Miller made the Phillies' team out of spring training, but was claimed off waivers by the Los Angeles Dodgers on May 19 and made one appearance for them before being sent to Triple-A Albuquerque. He was recalled and appeared in one more game for Dodgers on June 2 and became a free agent at the end of the season.

===Boston Red Sox===
On January 22, 2001, Miller signed a minor league contract with the Boston Red Sox and pitched as both a starter and reliever for Triple-A Pawtucket.

===Cincinnati Reds===
He became a free agent after the season and signed with the Cincinnati Reds. He was released by the Reds on September 4, 2002, without appearing in the majors.

===Toronto Blue Jays===
In 2003, Miller pitched for the Toronto Blue Jays and spent the entire year in the majors. He served as a Left-handed specialist and appeared in an American League-high 79 games.

===Tampa Bay Devil Rays===
He became a free agent after the season and signed with the Tampa Bay Devil Rays where he spent the next two seasons in their bullpen recording ERAs of 3.12 and 4.06.

===Houston Astros===
After becoming a free agent after the 2005 season, Miller signed with the Astros on January 10, 2006. In the next two seasons, Miller appeared in 70 and 76 games for Houston.

In 2007, Miller broke Scott Aldred's 9-year-old record for most appearances in a season without a decision.

He pitched in 76 games without earning a win or taking a loss, shattering the mark Aldred had set at 48 in 1998 as a member of the Tampa Bay Devil Rays. On August 3, 2008, Miller won a decision against the Detroit Tigers, ending this modern record at 121 games.

===Tampa Bay Rays===
On February 6, 2008, Miller signed a one-year deal with Tampa Bay worth $1.6 million with a team option for 2009 worth $2 million. In 68 games in 2008, Miller had a 4.15 ERA. Miller's option for 2009 was declined following the 2008 season.

===St. Louis Cardinals===
On December 3, 2008, Miller signed a one-year incentive-laden deal worth potentially $2 million with the St.
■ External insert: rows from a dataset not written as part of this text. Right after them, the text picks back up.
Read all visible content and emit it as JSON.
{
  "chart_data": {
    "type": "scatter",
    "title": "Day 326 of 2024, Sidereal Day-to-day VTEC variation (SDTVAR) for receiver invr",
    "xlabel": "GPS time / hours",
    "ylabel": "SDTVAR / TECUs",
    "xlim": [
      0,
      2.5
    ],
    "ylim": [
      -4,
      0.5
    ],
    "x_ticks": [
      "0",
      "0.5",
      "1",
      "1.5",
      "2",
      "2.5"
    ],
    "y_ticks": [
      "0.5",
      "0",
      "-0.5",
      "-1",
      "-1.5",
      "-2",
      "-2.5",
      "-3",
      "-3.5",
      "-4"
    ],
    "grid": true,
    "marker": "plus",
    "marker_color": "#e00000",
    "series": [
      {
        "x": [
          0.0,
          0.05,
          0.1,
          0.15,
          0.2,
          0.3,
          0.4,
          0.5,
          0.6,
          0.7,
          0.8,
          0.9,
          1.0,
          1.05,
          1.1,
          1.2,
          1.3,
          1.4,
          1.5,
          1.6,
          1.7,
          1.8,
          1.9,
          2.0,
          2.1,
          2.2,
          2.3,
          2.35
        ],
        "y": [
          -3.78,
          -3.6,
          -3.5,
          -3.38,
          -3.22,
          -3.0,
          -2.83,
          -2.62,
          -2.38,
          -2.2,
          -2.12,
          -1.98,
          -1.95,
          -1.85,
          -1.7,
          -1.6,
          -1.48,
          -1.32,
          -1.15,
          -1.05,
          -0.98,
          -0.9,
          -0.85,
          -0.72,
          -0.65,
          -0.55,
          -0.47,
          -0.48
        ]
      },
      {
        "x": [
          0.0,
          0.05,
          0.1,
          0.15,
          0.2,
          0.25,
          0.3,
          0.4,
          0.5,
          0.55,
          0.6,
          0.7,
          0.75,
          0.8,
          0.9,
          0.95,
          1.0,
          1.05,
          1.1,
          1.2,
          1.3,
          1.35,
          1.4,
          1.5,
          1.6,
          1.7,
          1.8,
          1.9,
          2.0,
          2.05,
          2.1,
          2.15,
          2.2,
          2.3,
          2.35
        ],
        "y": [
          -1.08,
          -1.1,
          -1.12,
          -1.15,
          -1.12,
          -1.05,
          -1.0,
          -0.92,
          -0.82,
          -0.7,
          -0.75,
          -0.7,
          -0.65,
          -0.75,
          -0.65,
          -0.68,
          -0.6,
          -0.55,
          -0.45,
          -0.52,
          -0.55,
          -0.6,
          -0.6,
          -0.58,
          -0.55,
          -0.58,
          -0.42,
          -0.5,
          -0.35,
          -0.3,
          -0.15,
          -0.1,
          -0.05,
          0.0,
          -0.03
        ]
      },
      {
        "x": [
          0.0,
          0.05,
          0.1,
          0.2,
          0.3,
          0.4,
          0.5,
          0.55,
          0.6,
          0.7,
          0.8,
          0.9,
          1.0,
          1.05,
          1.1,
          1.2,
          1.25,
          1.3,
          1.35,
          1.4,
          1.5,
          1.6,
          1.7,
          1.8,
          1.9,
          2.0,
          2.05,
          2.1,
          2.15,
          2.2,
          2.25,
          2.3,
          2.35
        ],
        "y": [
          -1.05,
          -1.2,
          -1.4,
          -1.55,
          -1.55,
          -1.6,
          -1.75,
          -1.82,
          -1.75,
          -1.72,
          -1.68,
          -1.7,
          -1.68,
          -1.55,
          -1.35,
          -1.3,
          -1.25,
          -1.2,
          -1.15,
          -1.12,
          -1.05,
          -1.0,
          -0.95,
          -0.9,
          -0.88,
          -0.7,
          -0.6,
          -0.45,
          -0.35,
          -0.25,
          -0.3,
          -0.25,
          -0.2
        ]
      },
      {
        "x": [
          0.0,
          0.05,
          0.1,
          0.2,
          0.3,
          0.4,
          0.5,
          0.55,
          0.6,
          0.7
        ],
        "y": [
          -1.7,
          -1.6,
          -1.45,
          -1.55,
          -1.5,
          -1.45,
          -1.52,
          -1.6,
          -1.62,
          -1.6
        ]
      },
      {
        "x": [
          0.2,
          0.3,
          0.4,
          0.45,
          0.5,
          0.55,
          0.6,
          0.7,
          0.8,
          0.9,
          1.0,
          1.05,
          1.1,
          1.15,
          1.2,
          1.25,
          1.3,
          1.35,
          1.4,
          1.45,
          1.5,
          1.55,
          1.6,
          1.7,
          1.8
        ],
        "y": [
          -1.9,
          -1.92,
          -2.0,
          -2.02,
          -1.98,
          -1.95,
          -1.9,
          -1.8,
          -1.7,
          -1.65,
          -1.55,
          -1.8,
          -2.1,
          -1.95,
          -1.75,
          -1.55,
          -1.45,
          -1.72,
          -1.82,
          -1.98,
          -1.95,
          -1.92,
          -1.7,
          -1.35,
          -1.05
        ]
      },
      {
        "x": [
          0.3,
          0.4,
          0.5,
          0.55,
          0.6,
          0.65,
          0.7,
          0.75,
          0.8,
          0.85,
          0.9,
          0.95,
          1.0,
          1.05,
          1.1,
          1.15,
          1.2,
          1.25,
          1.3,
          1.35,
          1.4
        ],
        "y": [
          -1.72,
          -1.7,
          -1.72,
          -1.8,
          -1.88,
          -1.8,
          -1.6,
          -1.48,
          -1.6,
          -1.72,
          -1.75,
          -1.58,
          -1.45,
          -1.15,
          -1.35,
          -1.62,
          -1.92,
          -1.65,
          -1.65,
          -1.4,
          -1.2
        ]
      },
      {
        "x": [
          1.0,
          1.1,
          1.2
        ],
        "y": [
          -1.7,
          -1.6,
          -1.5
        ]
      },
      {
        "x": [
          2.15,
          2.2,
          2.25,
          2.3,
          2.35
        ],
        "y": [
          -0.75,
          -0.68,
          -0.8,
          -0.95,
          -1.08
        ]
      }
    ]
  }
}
Louis Cardinals.

He made his debut with the Cardinals on Opening Day, April 6, 2009. He relieved with 2 outs in the 6th inning, giving up 2 hits, being charged with a blown save, and striking out 2 batters in his 1.0 IP.

===Toronto Blue Jays===
On July 27, 2011, he was traded to the Toronto Blue Jays along with P. J. Walters, Brian Tallet and Colby Rasmus for Edwin Jackson, Octavio Dotel, Marc Rzepczynski and Corey Patterson. He was designated for assignment on August 16, after making six appearances in Toronto.

Miller was unconditionally released on August 21. He made just 6 appearances for Toronto and allowed 2 runs over 3.2 innings.

===Boston Red Sox===
On August 30, 2011, Miller signed a minor league contract with the Boston Red Sox and assigned to Triple-A Pawtucket. He had his contract selected to the major league roster on September 13. He became a free agent following the season.

===Chicago Cubs===
On January 30, 2012, Miller signed with the Chicago Cubs in a minor league deal, with a spring training invitation.

On March 26, 2012, the Cubs released Miller.

==Personal life==
Miller and his wife Pari have three children, including a daughter named Grace who had two holes in her heart when she was born and a genetic disorder so rare that it doesn't have a name. Miller ran his first marathon, which was the Disney Marathon in January 2009 in a time of 4 hours, 27 minutes, 27 seconds. Trever also works with the Kiwanis of Gulf Beaches and St. Petersburg local Pamela McCann in "The Trever Miller Mob 5K/1 Mile" race. February 6, 2010, will mark the race's 2nd year. All proceeds made from the run are donated to the Kiwanis of Gulf Beaches Miracle League, which is a baseball related charity associated with children with disabilities.